Total Burden Hours: 2,989,421.
Estimated Cost (Operation and Maintenance): $0.
IV. Public Participation--Submission of Comments on This Notice and
Internet Access to Comments and Submissions
You may submit comments in response to this document as follows:
(1) Electronically at http://www.regulations.gov, which is the Federal
eRulemaking Portal; (2) by facsimile (fax); or (3) by hard copy. All
comments, attachments, and other material must identify the Agency name
and the OSHA docket number for the ICR (Docket No. OSHA-2011-0033). You
may supplement electronic submissions by uploading document files
electronically. If you wish to mail additional materials in reference
to an electronic or facsimile submission, you must submit them to the
OSHA Docket Office (see the section of this notice titled ADDRESSES).
The additional materials must clearly identify your electronic comments
by your name, date, and the docket number so the Agency can attach them
to your comments.
Because of security procedures, the use of regular mail may cause a
significant delay in the receipt of comments. For information about
security procedures concerning the delivery of materials by hand,
express delivery, messenger, or courier service, please contact the
OSHA Docket Office at (202) 693-2350, (TTY (877) 889-5627).
Comments and submissions are posted without change at http://www.regulations.gov.

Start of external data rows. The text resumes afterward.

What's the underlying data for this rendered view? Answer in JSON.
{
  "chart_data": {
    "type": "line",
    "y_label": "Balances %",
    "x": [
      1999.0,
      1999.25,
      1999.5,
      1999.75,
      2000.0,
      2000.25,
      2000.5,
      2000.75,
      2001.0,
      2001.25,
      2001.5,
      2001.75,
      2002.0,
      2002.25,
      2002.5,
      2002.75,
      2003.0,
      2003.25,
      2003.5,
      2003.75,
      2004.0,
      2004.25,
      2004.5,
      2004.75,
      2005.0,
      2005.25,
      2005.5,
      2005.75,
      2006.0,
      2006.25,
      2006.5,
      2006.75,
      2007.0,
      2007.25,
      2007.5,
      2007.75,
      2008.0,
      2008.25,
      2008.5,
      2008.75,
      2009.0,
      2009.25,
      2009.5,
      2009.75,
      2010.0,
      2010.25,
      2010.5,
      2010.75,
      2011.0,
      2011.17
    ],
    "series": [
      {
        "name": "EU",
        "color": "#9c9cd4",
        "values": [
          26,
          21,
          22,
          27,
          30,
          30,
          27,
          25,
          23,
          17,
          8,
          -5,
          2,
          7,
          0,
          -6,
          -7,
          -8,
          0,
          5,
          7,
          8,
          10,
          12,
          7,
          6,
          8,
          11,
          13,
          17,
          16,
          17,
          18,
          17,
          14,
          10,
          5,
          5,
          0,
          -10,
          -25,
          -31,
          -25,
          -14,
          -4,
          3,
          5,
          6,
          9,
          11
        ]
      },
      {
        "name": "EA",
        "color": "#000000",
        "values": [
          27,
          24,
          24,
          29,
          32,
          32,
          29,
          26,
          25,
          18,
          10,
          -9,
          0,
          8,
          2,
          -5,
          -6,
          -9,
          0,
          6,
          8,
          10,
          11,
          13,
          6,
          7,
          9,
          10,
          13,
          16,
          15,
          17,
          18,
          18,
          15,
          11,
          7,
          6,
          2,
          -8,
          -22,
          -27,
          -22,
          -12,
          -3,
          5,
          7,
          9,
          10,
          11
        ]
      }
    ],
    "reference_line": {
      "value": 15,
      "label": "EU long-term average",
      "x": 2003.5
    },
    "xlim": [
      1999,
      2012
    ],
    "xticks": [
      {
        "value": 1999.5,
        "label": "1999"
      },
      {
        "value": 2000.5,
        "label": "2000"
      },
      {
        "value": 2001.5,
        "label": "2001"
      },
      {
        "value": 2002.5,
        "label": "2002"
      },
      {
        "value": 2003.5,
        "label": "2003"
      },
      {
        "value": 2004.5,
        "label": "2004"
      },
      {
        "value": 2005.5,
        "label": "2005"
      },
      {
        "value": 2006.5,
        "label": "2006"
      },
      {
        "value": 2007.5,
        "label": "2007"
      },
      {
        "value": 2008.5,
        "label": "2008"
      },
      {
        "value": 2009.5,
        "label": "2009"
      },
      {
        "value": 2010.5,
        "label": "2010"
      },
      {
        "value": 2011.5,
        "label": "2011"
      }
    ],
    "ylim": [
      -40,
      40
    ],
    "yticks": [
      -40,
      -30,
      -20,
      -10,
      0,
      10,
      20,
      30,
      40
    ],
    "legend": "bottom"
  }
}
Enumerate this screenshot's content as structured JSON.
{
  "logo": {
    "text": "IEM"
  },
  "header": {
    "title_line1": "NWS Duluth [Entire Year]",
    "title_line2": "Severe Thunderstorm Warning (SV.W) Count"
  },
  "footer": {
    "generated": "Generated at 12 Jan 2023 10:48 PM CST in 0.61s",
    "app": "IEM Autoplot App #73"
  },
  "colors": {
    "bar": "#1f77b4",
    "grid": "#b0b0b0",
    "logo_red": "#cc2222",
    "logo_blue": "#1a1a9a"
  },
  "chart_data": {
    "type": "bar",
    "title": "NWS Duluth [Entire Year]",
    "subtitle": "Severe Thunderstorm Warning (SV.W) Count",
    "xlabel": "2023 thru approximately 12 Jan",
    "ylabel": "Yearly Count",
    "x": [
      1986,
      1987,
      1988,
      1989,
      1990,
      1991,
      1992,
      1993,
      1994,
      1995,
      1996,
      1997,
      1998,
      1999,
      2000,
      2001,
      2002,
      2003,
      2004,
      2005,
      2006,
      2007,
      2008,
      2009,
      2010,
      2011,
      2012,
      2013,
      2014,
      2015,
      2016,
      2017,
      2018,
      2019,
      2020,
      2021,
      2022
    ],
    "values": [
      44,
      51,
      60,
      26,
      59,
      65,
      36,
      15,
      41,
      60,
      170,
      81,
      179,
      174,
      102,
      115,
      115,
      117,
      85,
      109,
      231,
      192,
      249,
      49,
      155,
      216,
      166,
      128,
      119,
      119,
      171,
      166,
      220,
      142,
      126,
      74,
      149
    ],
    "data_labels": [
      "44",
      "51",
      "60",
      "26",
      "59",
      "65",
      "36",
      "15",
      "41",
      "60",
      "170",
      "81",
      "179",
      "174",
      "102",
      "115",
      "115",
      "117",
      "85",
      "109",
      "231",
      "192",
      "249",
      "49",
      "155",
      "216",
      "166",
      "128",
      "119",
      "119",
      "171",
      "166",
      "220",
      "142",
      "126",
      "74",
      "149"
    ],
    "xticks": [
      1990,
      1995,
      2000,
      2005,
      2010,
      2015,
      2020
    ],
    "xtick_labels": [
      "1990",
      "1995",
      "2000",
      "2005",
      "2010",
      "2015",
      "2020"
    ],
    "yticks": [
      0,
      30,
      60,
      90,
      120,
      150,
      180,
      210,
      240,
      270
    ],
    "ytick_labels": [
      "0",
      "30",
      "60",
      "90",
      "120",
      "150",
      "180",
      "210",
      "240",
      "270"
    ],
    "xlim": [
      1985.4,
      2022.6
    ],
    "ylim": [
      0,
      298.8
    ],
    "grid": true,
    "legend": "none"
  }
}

Therefore, OSHA cautions commenters about submitting
personal information such as social security numbers and
date of birth. Although all submissions are listed in the http://www.regulations.gov index,
some information (e.g., copyrighted material) is not
publicly available to read or download through this Web site.
All submissions, including copyrighted material, are
available for inspection and copying at the OSHA Docket Office.
Information on using the http://www.regulations.gov Web site to submit
comments and access the docket is available at the Web site's "User
Tips" link. Contact the OSHA Docket Office for information about
materials not available through the Web site, and for assistance in
using the Internet to locate docket submissions.
V. Authority and Signature
David Michaels, PhD, MPH, Assistant Secretary of Labor for
Occupational Safety and Health, directed the preparation of this
notice. The authority for this notice is the Paperwork Reduction Act of
1995 (44 U.S.C. 3506 et seq.) and Secretary of Labor's Order No. 4-2010
(75 FR 55355).
Signed at Washington, DC, on February 10, 2011.
Assistant Secretary of Labor for Occupational Safety and Health.